"Sit down," interrupted the prince.

Both priests obeyed his command.

"I ask because in view of my plans I must know why the Libyan regiments were disbanded."

"Others too will be disbanded," caught up Mentezufis. "The supreme council desires to disband twenty thousand of the most expensive warriors, so that the treasury of his holiness may save four thousand talents yearly, without which want may soon threaten the court of the pharaoh."

"A thing which does not threaten the most wretched of Egyptian priests," added Ramses.

"Thou forgettest, worthiness, that it is not proper to call a priest wretched," replied Mentezufis. "And if want threatens none of them, the merit is found in their moderate style of living."

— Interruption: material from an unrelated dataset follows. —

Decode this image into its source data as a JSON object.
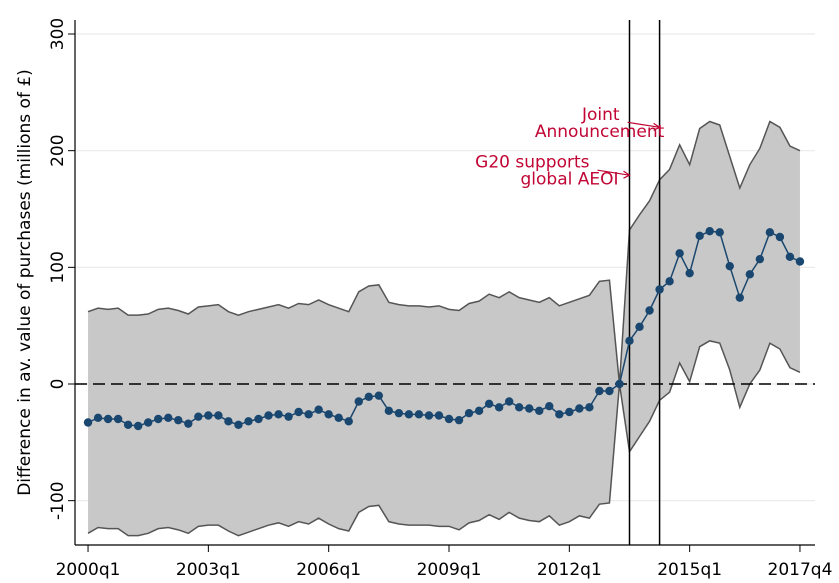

"In that case the statues drink the wine which is carried every day to the temples, while stone gods dress their wives in gold and jewels," jeered Ramses. "But no more about your abstemiousness. Not to fill the treasury of the pharaoh has the council of priests disbanded twenty thousand troops and opened the gates of Egypt to bandits."

"But why?"

"This is why: to please King Assar. And since his holiness would not agree to give Phoenicia to Assyria, ye wish to weaken the state in another way, by disbanding hired troops and rousing war on our western boundary."

"I take the gods to witness that Thou dost astonish us, worthiness," cried Mentezufis.